Spanien, PP-Korruptionsskandal Bárcenas: Lügen, Verleugnen, Abstreiten, Geld einfordern!

Mariano Rajoy hat in seiner Eigenschaft als Partei- und Regierungsschef anscheinend seine Spanier und die gesamte Weltöffentlichkeit seit Jahren belogen. Da die Politik aber (auch) in Spanien in die Justiz erheblich einzugreifen pflegt, es werden Gerichte ausgewählt, Richter ausgetauscht, Ermittlungen verzögert, kann zur Zeit weder gesagt werden, ob es zu einer Anklage kommen wird, wann ein Verfahren stattfinden wird, mit welchem Ergebnis es enden wird und ob letztlich einer der jetzt genannten Beschuldigten verurteilt werden wird.

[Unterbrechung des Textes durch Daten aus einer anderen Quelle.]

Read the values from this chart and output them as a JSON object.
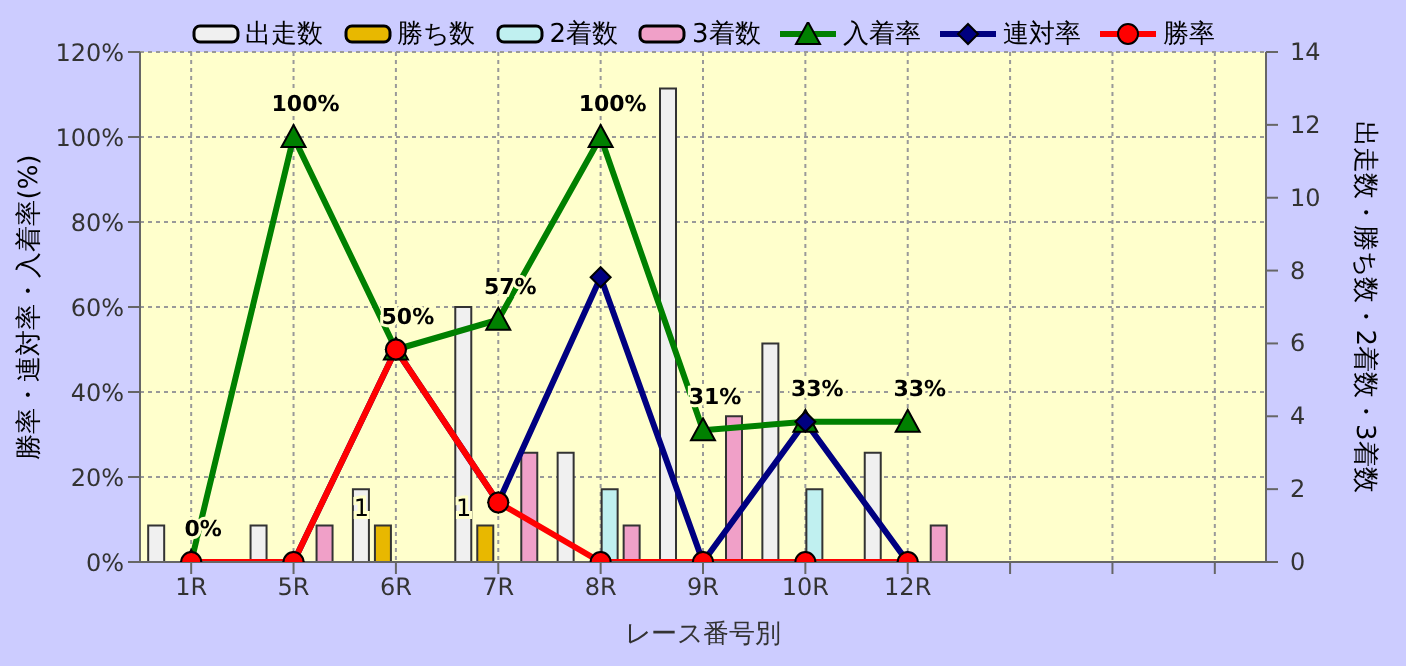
{
  "chart_data": {
    "type": "bar",
    "xlabel": "レース番号別",
    "ylabel": "勝率・連対率・入着率(%)",
    "y2label": "出走数・勝ち数・2着数・3着数",
    "categories": [
      "1R",
      "5R",
      "6R",
      "7R",
      "8R",
      "9R",
      "10R",
      "12R",
      null,
      null,
      null
    ],
    "ylim": [
      0,
      120
    ],
    "yticks": [
      {
        "value": 0,
        "label": "0%"
      },
      {
        "value": 20,
        "label": "20%"
      },
      {
        "value": 40,
        "label": "40%"
      },
      {
        "value": 60,
        "label": "60%"
      },
      {
        "value": 80,
        "label": "80%"
      },
      {
        "value": 100,
        "label": "100%"
      },
      {
        "value": 120,
        "label": "120%"
      }
    ],
    "y2lim": [
      0,
      14
    ],
    "y2ticks": [
      0,
      2,
      4,
      6,
      8,
      10,
      12,
      14
    ],
    "grid": true,
    "legend": "top",
    "series": [
      {
        "name": "出走数",
        "axis": "y2",
        "color": "#f0f0f0",
        "values": [
          1,
          1,
          2,
          7,
          3,
          13,
          6,
          3,
          null,
          null,
          null
        ]
      },
      {
        "name": "勝ち数",
        "axis": "y2",
        "color": "#e8b800",
        "values": [
          0,
          0,
          1,
          1,
          0,
          0,
          0,
          0,
          null,
          null,
          null
        ],
        "value_labels": [
          null,
          null,
          "1",
          "1",
          null,
          null,
          null,
          null,
          null,
          null,
          null
        ]
      },
      {
        "name": "2着数",
        "axis": "y2",
        "color": "#c0f0f0",
        "values": [
          0,
          0,
          0,
          0,
          2,
          0,
          2,
          0,
          null,
          null,
          null
        ]
      },
      {
        "name": "3着数",
        "axis": "y2",
        "color": "#f0a0c8",
        "values": [
          0,
          1,
          0,
          3,
          1,
          4,
          0,
          1,
          null,
          null,
          null
        ]
      },
      {
        "name": "入着率",
        "type": "line",
        "marker": "triangle",
        "color": "#008000",
        "values": [
          0,
          100,
          50,
          57,
          100,
          31,
          33,
          33,
          null,
          null,
          null
        ],
        "value_labels": [
          "0%",
          "100%",
          "50%",
          "57%",
          "100%",
          "31%",
          "33%",
          "33%",
          null,
          null,
          null
        ]
      },
      {
        "name": "連対率",
        "type": "line",
        "marker": "diamond",
        "color": "#000080",
        "values": [
          0,
          0,
          50,
          14,
          67,
          0,
          33,
          0,
          null,
          null,
          null
        ]
      },
      {
        "name": "勝率",
        "type": "line",
        "marker": "circle",
        "color": "#ff0000",
        "values": [
          0,
          0,
          50,
          14,
          0,
          0,
          0,
          0,
          null,
          null,
          null
        ]
      }
    ]
  }
}
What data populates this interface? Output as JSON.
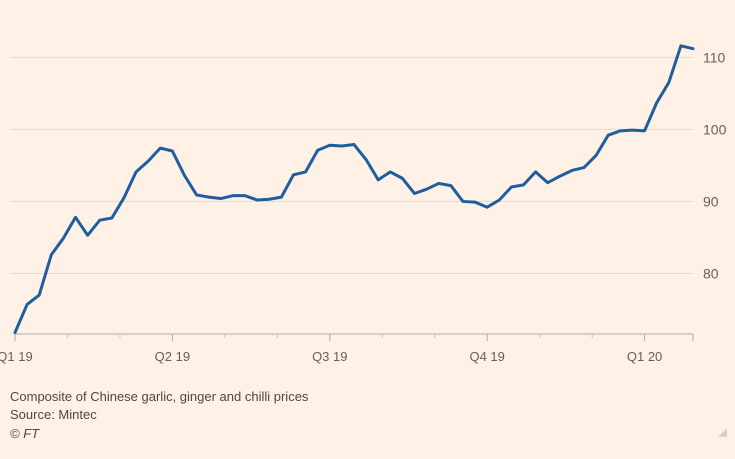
{
  "chart_data": {
    "type": "line",
    "title": "",
    "xlabel": "",
    "ylabel": "",
    "ylim": [
      71.6,
      115.6
    ],
    "yticks": [
      80,
      90,
      100,
      110
    ],
    "x_ticks": [
      "Q1 19",
      "Q2 19",
      "Q3 19",
      "Q4 19",
      "Q1 20"
    ],
    "grid": true,
    "line_color": "#1f5e9e",
    "series": [
      {
        "values": [
          71.8,
          75.7,
          77.0,
          82.6,
          84.9,
          87.8,
          85.3,
          87.4,
          87.7,
          90.5,
          94.1,
          95.6,
          97.4,
          97.0,
          93.6,
          90.9,
          90.6,
          90.4,
          90.8,
          90.8,
          90.2,
          90.3,
          90.6,
          93.7,
          94.1,
          97.1,
          97.8,
          97.7,
          97.9,
          95.8,
          93.0,
          94.1,
          93.2,
          91.1,
          91.7,
          92.5,
          92.2,
          90.0,
          89.9,
          89.2,
          90.2,
          92.0,
          92.3,
          94.1,
          92.6,
          93.5,
          94.3,
          94.7,
          96.4,
          99.2,
          99.8,
          99.9,
          99.8,
          103.7,
          106.5,
          111.6,
          111.2
        ]
      }
    ]
  },
  "footer": {
    "note": "Composite of Chinese garlic, ginger and chilli prices",
    "source": "Source: Mintec",
    "credit": "© FT"
  },
  "colors": {
    "background": "#fff1e5",
    "line": "#1f5e9e",
    "grid": "#e6d9ce"
  }
}
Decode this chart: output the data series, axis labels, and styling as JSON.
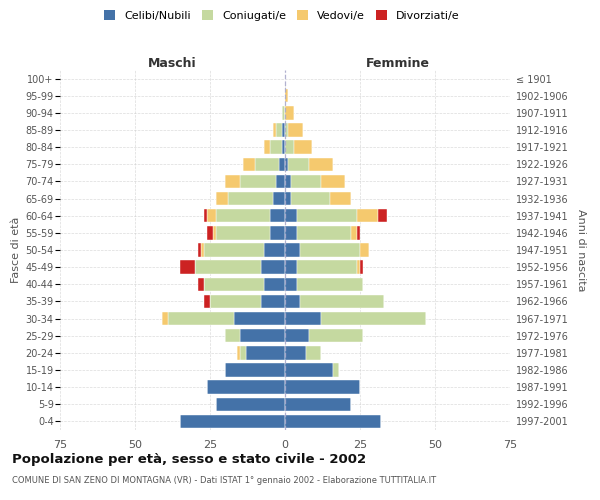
{
  "age_groups": [
    "0-4",
    "5-9",
    "10-14",
    "15-19",
    "20-24",
    "25-29",
    "30-34",
    "35-39",
    "40-44",
    "45-49",
    "50-54",
    "55-59",
    "60-64",
    "65-69",
    "70-74",
    "75-79",
    "80-84",
    "85-89",
    "90-94",
    "95-99",
    "100+"
  ],
  "birth_years": [
    "1997-2001",
    "1992-1996",
    "1987-1991",
    "1982-1986",
    "1977-1981",
    "1972-1976",
    "1967-1971",
    "1962-1966",
    "1957-1961",
    "1952-1956",
    "1947-1951",
    "1942-1946",
    "1937-1941",
    "1932-1936",
    "1927-1931",
    "1922-1926",
    "1917-1921",
    "1912-1916",
    "1907-1911",
    "1902-1906",
    "≤ 1901"
  ],
  "maschi": {
    "celibi": [
      35,
      23,
      26,
      20,
      13,
      15,
      17,
      8,
      7,
      8,
      7,
      5,
      5,
      4,
      3,
      2,
      1,
      1,
      0,
      0,
      0
    ],
    "coniugati": [
      0,
      0,
      0,
      0,
      2,
      5,
      22,
      17,
      20,
      22,
      20,
      18,
      18,
      15,
      12,
      8,
      4,
      2,
      1,
      0,
      0
    ],
    "vedovi": [
      0,
      0,
      0,
      0,
      1,
      0,
      2,
      0,
      0,
      0,
      1,
      1,
      3,
      4,
      5,
      4,
      2,
      1,
      0,
      0,
      0
    ],
    "divorziati": [
      0,
      0,
      0,
      0,
      0,
      0,
      0,
      2,
      2,
      5,
      1,
      2,
      1,
      0,
      0,
      0,
      0,
      0,
      0,
      0,
      0
    ]
  },
  "femmine": {
    "nubili": [
      32,
      22,
      25,
      16,
      7,
      8,
      12,
      5,
      4,
      4,
      5,
      4,
      4,
      2,
      2,
      1,
      0,
      0,
      0,
      0,
      0
    ],
    "coniugate": [
      0,
      0,
      0,
      2,
      5,
      18,
      35,
      28,
      22,
      20,
      20,
      18,
      20,
      13,
      10,
      7,
      3,
      1,
      0,
      0,
      0
    ],
    "vedove": [
      0,
      0,
      0,
      0,
      0,
      0,
      0,
      0,
      0,
      1,
      3,
      2,
      7,
      7,
      8,
      8,
      6,
      5,
      3,
      1,
      0
    ],
    "divorziate": [
      0,
      0,
      0,
      0,
      0,
      0,
      0,
      0,
      0,
      1,
      0,
      1,
      3,
      0,
      0,
      0,
      0,
      0,
      0,
      0,
      0
    ]
  },
  "colors": {
    "celibi": "#4472a8",
    "coniugati": "#c5d9a0",
    "vedovi": "#f5c96e",
    "divorziati": "#cc2222"
  },
  "xlim": 75,
  "title": "Popolazione per età, sesso e stato civile - 2002",
  "subtitle": "COMUNE DI SAN ZENO DI MONTAGNA (VR) - Dati ISTAT 1° gennaio 2002 - Elaborazione TUTTITALIA.IT",
  "ylabel_left": "Fasce di età",
  "ylabel_right": "Anni di nascita",
  "xlabel_maschi": "Maschi",
  "xlabel_femmine": "Femmine",
  "legend_labels": [
    "Celibi/Nubili",
    "Coniugati/e",
    "Vedovi/e",
    "Divorziati/e"
  ],
  "bg_color": "#ffffff",
  "grid_color": "#cccccc"
}
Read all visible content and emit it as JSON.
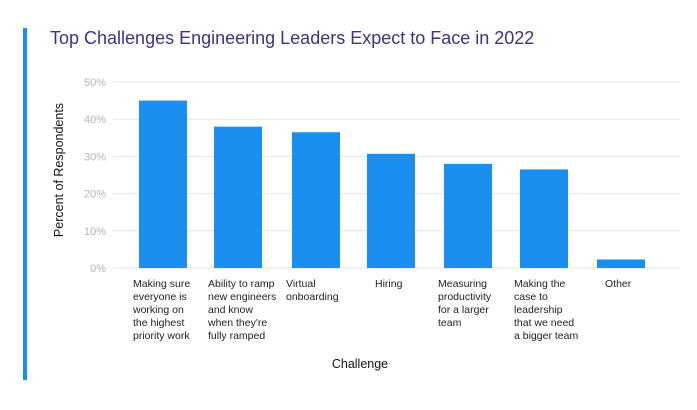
{
  "colors": {
    "accent": "#1a8ff0",
    "bar": "#1a8ff0",
    "title": "#3b3486",
    "grid": "#e3e3e3"
  },
  "chart_data": {
    "type": "bar",
    "title": "Top Challenges Engineering Leaders Expect to Face in 2022",
    "xlabel": "Challenge",
    "ylabel": "Percent of Respondents",
    "ylim": [
      0,
      50
    ],
    "yticks": [
      0,
      10,
      20,
      30,
      40,
      50
    ],
    "ytick_labels": [
      "0%",
      "10%",
      "20%",
      "30%",
      "40%",
      "50%"
    ],
    "grid": true,
    "legend": "none",
    "categories": [
      "Making sure everyone is working on the highest priority work",
      "Ability to ramp new engineers and know when they're fully ramped",
      "Virtual onboarding",
      "Hiring",
      "Measuring productivity for a larger team",
      "Making the case to leadership that we need a bigger team",
      "Other"
    ],
    "category_lines": [
      [
        "Making sure",
        "everyone is",
        "working on",
        "the highest",
        "priority work"
      ],
      [
        "Ability to ramp",
        "new engineers",
        "and know",
        "when they're",
        "fully ramped"
      ],
      [
        "Virtual",
        "onboarding"
      ],
      [
        "Hiring"
      ],
      [
        "Measuring",
        "productivity",
        "for a larger",
        "team"
      ],
      [
        "Making the",
        "case to",
        "leadership",
        "that we need",
        "a bigger team"
      ],
      [
        "Other"
      ]
    ],
    "values": [
      45,
      38,
      36.5,
      30.7,
      28,
      26.5,
      2.3
    ]
  }
}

Damit sind sie zum jetzigen Zeitpunkt alle ganz offiziell unschuldig. Das führte in Katalonien zu der absurden Situation, dass ein Beschuldigter in einem verschleppten Korruptionsprozess diesen Umstand erfolgreich dazu nutzte, berichtende Medien wegen Rufschädigung zu verklagen! Dies ging dann Ausnahmsweise super-schnell, denn es sollte ein Maulkorb-Präzedenzfall geschaffen werden.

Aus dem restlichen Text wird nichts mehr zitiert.